« Je suis confus et emmerdé. » C’est par ces mots que le producteur Alain Attal a réagi, lors de la conférence de presse organisée à Cannes autour du film Garance, à l’annonce faite par le patron de Canal+, selon Le Monde.
Cette déclaration s’inscrit dans un contexte de tensions persistantes entre les plateformes de streaming et les producteurs de cinéma français. Le festival de Cannes, qui se déroule actuellement jusqu’au 25 mai 2026, sert souvent de terrain d’affrontement symbolique entre ces deux mondes. L’équipe du film, dont fait partie Alain Attal, a choisi de s’exprimer publiquement pour clarifier sa position, alors que les rumeurs sur un éventuel désengagement de Canal+ dans le financement du cinéma français circulent depuis plusieurs semaines.
Ce qu'il faut retenir
- Alain Attal, producteur du film Garance, a exprimé son embarras face à une déclaration du patron de Canal+ lors d’une conférence de presse à Cannes.

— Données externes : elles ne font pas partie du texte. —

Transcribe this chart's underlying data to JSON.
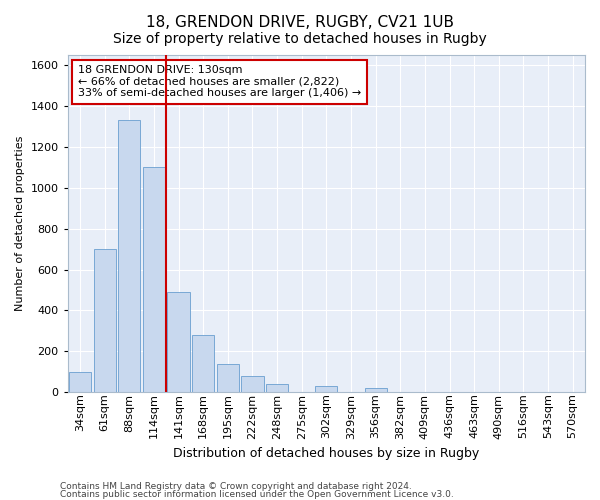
{
  "title1": "18, GRENDON DRIVE, RUGBY, CV21 1UB",
  "title2": "Size of property relative to detached houses in Rugby",
  "xlabel": "Distribution of detached houses by size in Rugby",
  "ylabel": "Number of detached properties",
  "annotation_line1": "18 GRENDON DRIVE: 130sqm",
  "annotation_line2": "← 66% of detached houses are smaller (2,822)",
  "annotation_line3": "33% of semi-detached houses are larger (1,406) →",
  "footnote1": "Contains HM Land Registry data © Crown copyright and database right 2024.",
  "footnote2": "Contains public sector information licensed under the Open Government Licence v3.0.",
  "bar_color": "#c8d8ee",
  "bar_edge_color": "#6a9fd0",
  "background_color": "#e8eef8",
  "grid_color": "#ffffff",
  "fig_bg_color": "#ffffff",
  "vline_color": "#cc0000",
  "vline_position": 3.5,
  "categories": [
    "34sqm",
    "61sqm",
    "88sqm",
    "114sqm",
    "141sqm",
    "168sqm",
    "195sqm",
    "222sqm",
    "248sqm",
    "275sqm",
    "302sqm",
    "329sqm",
    "356sqm",
    "382sqm",
    "409sqm",
    "436sqm",
    "463sqm",
    "490sqm",
    "516sqm",
    "543sqm",
    "570sqm"
  ],
  "values": [
    100,
    700,
    1330,
    1100,
    490,
    280,
    140,
    80,
    40,
    0,
    30,
    0,
    20,
    0,
    0,
    0,
    0,
    0,
    0,
    0,
    0
  ],
  "ylim": [
    0,
    1650
  ],
  "yticks": [
    0,
    200,
    400,
    600,
    800,
    1000,
    1200,
    1400,
    1600
  ],
  "title1_fontsize": 11,
  "title2_fontsize": 10,
  "xlabel_fontsize": 9,
  "ylabel_fontsize": 8,
  "tick_fontsize": 8,
  "annotation_fontsize": 8,
  "footnote_fontsize": 6.5
}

- Cette réaction fait suite à des tensions récurrentes entre les chaînes historiques et les nouveaux acteurs du streaming.
- Le film Garance est en compétition officielle à Cannes, où il a été présenté en avant-première ce week-end.

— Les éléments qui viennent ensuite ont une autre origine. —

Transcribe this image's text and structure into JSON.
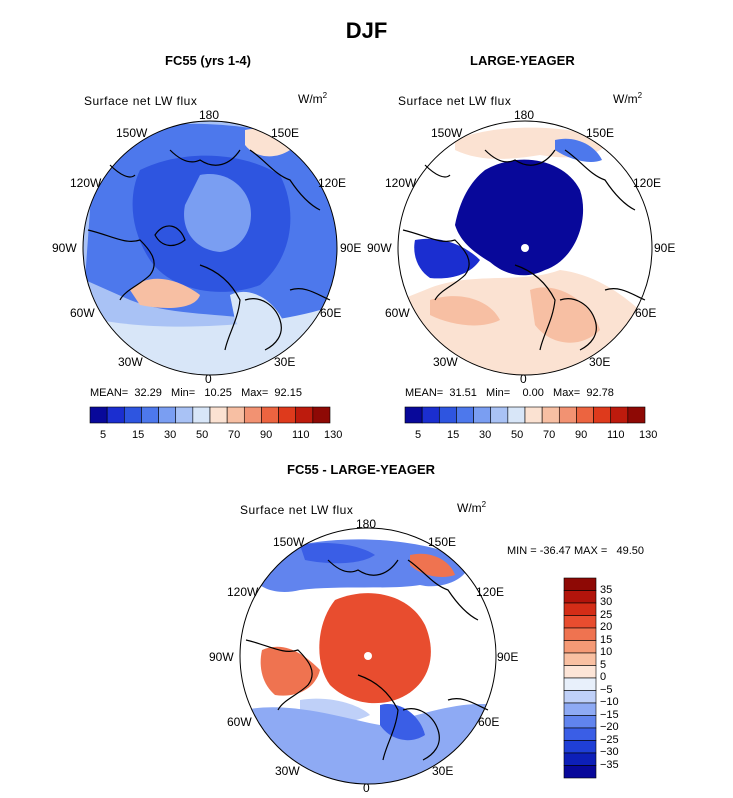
{
  "title": "DJF",
  "variable": "Surface net LW flux",
  "units": "W/m",
  "units_exp": "2",
  "longitudes": [
    "180",
    "150E",
    "120E",
    "90E",
    "60E",
    "30E",
    "0",
    "30W",
    "60W",
    "90W",
    "120W",
    "150W"
  ],
  "colors": {
    "scale13": [
      "#08089a",
      "#1b2ed0",
      "#2e55e0",
      "#4d78ec",
      "#7a9ef2",
      "#a9c2f5",
      "#d8e6f8",
      "#fbe2d2",
      "#f7bfa3",
      "#f29272",
      "#ec6440",
      "#de3a1c",
      "#bd1b0d",
      "#8e0905"
    ],
    "diff16": [
      "#08089a",
      "#0d1fb8",
      "#1f3fd6",
      "#3a5ee6",
      "#6184ee",
      "#8eaaf4",
      "#bfd0f8",
      "#e8f0fb",
      "#fde5d7",
      "#f9c0a2",
      "#f59a76",
      "#ef7350",
      "#e84d2f",
      "#d42d17",
      "#b2140b",
      "#8e0905"
    ]
  },
  "panels": [
    {
      "id": "fc55",
      "title": "FC55 (yrs 1-4)",
      "stats": {
        "mean_label": "MEAN=",
        "mean": "32.29",
        "min_label": "Min=",
        "min": "10.25",
        "max_label": "Max=",
        "max": "92.15"
      },
      "colorbar_ticks": [
        "5",
        "15",
        "30",
        "50",
        "70",
        "90",
        "110",
        "130"
      ]
    },
    {
      "id": "large-yeager",
      "title": "LARGE-YEAGER",
      "stats": {
        "mean_label": "MEAN=",
        "mean": "31.51",
        "min_label": "Min=",
        "min": "0.00",
        "max_label": "Max=",
        "max": "92.78"
      },
      "colorbar_ticks": [
        "5",
        "15",
        "30",
        "50",
        "70",
        "90",
        "110",
        "130"
      ]
    },
    {
      "id": "difference",
      "title": "FC55 - LARGE-YEAGER",
      "stats": {
        "min_label": "MIN =",
        "min": "-36.47",
        "max_label": "MAX =",
        "max": "49.50"
      },
      "colorbar_ticks": [
        "35",
        "30",
        "25",
        "20",
        "15",
        "10",
        "5",
        "0",
        "−5",
        "−10",
        "−15",
        "−20",
        "−25",
        "−30",
        "−35"
      ]
    }
  ]
}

- Les discussions autour du financement du cinéma français par les chaînes traditionnelles s’intensifient à l’approche de la réforme de l’audiovisuel.
Un échange tendu autour d’un film en compétition
Alors que le film Garance, réalisé par un cinéaste reconnu, était projeté en séance spéciale pour la presse ce matin, Alain Attal a saisi l’occasion pour répondre aux propos tenus la veille par le dirigeant de Canal+. Selon Le Monde, celui-ci aurait évoqué une possible réduction des budgets alloués aux productions cinématographiques au profit de contenus exclusifs pour sa plateforme de streaming. « Je ne m’attendais pas à une telle déclaration, surtout pendant le festival », a-t-il précisé, soulignant que ce type d’annonce « crée une atmosphère de doute » dans l’industrie.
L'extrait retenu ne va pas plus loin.